Святые отцы повскакивали – на полу спали, вповалку, как бродяги; и приор с ними оказался – задержался, должно быть, за разговорами. Что приор здесь – то худо; но рассуждать уже некогда. Время стронулось с места и бешено помчалось вскачь.
Альфаро ногой перевернул на спину того, кто подвернулся под древко; оказалось – сам Каталан. Вся левая половина лица у инквизитора кровью залита, и так-то некрасив был, а теперь совсем уродом сделался.
– Бейте их! – закричал Раймон Альфаро сам не свой, видя, что прочие мешкают. В свете огня был Альфаро нечеловечески красив, точно одет вдохновением смерти.
Приор заметался – понял; к окну бросился – а за окном голоса и факелы; к двери кинулся – но на лестнице стучат сапоги. И робкий Робен, видя, как тянется к приору рука с ножом, закрыл его собой. Робена щадить не стали – на колени повергли и, за волосы взяв, перерезали ему горло.
Тогда Этьен Сен-Тибери раскинул руки, собирая остальных монахов к себе, и закричал во все горло:
– Te Deum laudamus!3
И все монахи, кто жив еще оставался, и приор, прибились к Этьену и стали вторить ему:
– Te Dominum confitemur!4
Сперва вразнобой, неловко голоса их звучали, но как-то очень быстро сладились. Даже Фома, который и вообще петь не умел, ухитрился в тон со всеми попадать.
А у Этьена лицо страшное, глаза распахнуты, волосы разлохмачены.
– Tu devicto mortis aculeo, aperuisti credentibus regna coelorum!5
– Что стоите! – в исступлении крикнул Раймон Альфаро. – Убейте их!

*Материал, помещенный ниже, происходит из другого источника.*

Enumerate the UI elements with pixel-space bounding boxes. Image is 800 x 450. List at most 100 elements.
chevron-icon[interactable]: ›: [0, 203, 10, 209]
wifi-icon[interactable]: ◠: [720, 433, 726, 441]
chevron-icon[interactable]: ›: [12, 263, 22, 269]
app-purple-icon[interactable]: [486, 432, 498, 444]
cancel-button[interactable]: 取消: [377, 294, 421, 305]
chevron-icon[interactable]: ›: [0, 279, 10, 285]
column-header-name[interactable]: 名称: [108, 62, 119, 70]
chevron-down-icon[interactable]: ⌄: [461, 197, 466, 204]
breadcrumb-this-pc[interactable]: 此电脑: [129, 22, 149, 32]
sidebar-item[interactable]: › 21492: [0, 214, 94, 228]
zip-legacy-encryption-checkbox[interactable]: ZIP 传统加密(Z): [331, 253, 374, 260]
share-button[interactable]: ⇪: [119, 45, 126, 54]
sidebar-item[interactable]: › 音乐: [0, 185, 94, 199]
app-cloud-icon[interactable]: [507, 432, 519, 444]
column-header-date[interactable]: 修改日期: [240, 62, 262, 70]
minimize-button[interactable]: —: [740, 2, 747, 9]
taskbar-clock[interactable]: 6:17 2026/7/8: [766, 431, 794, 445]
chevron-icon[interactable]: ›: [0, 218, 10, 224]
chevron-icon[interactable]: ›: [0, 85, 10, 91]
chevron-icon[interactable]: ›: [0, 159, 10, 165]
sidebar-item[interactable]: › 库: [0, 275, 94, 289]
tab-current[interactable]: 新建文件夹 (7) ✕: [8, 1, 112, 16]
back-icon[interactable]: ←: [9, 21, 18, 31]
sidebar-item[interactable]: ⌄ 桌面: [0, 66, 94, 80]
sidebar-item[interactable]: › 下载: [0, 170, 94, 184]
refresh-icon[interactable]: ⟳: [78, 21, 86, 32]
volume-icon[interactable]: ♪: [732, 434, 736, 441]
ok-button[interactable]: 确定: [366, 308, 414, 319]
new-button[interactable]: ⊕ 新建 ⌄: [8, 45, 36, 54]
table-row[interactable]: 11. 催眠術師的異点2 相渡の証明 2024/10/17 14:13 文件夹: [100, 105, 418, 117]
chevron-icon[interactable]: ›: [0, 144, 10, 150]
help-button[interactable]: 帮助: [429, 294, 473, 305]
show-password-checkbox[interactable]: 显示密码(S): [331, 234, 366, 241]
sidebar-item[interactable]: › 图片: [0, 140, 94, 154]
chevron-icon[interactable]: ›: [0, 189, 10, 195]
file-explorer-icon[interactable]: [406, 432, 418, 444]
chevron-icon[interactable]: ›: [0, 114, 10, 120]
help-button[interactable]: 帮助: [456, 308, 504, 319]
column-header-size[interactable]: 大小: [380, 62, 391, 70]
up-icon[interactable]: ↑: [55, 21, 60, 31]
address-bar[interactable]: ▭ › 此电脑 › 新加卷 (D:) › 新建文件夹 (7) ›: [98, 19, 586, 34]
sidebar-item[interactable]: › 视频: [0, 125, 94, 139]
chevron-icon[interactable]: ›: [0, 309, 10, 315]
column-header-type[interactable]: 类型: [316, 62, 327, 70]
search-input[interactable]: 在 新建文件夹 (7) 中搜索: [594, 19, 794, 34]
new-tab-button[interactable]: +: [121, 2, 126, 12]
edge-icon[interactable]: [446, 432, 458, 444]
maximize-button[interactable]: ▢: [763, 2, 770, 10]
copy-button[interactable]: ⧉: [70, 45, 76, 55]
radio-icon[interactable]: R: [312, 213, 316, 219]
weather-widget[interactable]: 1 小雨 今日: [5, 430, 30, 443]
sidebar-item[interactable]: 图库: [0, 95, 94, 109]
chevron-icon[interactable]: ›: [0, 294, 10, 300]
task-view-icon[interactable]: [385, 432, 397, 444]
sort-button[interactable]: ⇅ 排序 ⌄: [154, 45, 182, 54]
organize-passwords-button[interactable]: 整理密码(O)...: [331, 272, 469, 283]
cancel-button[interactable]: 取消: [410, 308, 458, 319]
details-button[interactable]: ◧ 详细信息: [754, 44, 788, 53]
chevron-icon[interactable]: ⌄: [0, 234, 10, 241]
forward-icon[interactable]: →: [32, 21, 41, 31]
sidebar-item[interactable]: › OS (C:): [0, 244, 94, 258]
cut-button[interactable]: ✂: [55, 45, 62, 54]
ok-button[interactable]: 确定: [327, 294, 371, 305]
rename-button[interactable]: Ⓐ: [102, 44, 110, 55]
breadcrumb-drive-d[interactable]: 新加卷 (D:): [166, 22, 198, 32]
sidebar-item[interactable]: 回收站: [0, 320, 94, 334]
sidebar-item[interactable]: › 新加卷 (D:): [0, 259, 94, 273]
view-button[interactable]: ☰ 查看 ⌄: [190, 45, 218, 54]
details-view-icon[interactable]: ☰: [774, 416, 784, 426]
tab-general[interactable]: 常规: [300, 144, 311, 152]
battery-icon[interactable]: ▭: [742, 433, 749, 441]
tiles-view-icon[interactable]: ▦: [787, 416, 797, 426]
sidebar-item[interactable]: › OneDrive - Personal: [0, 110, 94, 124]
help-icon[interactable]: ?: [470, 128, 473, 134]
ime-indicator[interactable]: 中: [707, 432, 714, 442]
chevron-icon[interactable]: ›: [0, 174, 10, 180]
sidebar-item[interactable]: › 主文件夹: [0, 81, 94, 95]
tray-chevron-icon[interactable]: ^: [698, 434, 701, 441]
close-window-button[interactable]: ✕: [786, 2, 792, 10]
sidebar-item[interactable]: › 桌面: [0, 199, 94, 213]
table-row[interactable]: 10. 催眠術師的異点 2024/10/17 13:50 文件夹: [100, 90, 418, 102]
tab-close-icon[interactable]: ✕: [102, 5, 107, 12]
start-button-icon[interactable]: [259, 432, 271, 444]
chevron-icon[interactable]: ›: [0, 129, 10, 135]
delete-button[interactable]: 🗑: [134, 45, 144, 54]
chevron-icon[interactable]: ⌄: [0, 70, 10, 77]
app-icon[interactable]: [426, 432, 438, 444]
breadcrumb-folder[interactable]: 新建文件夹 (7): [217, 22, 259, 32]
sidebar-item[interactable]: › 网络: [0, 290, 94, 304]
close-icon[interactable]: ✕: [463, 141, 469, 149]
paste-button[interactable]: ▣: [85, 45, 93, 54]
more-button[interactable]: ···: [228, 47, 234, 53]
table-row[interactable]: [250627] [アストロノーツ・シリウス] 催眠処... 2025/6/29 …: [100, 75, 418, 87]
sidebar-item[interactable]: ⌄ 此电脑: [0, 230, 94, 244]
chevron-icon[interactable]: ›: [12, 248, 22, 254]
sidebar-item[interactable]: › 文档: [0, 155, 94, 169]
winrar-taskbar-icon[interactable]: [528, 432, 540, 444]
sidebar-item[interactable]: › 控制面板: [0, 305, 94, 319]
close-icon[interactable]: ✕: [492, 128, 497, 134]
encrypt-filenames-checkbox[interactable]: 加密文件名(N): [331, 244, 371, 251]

И отобрал у Этьена архидиакона Лезату, а тот, глядя ему в глаза, все пел и пел, покуда нож не полоснул по горлу.
И кричали убийцы на своем страшном, на диком своем языке:
– Va be! Esta be!
Казалось – вечность истребляли монахов и бедного приора, а оказалось – совсем недолго; дозорный едва успел от ворот доскакать и крикнуть , что в городе спокойно.
Тело Робена вышвырнули в окно – услышать, как отзовется ликующим ревом Авиньонет.
Затем бросились искать книги инквизиторов – со списками имен и протоколами допросов. Выпотрошили заодно и кошели, забрали серебряные сосуды, взяли золотую цепь, что была у архидиакона, вырвали библию из серебряного оклада с рубинами – оклад взяли, книгу бросили. А маленький молитвенник в простом переплете, что хранил при себе Каталан, даже и в руки брать не стали – больно неказист. Да и зачем на Горе латинский молитвенник?
– Пора уходить! – сказали братья Раймону Альфаро.
И кричал Авиньонет:
– Раймон! Раймон!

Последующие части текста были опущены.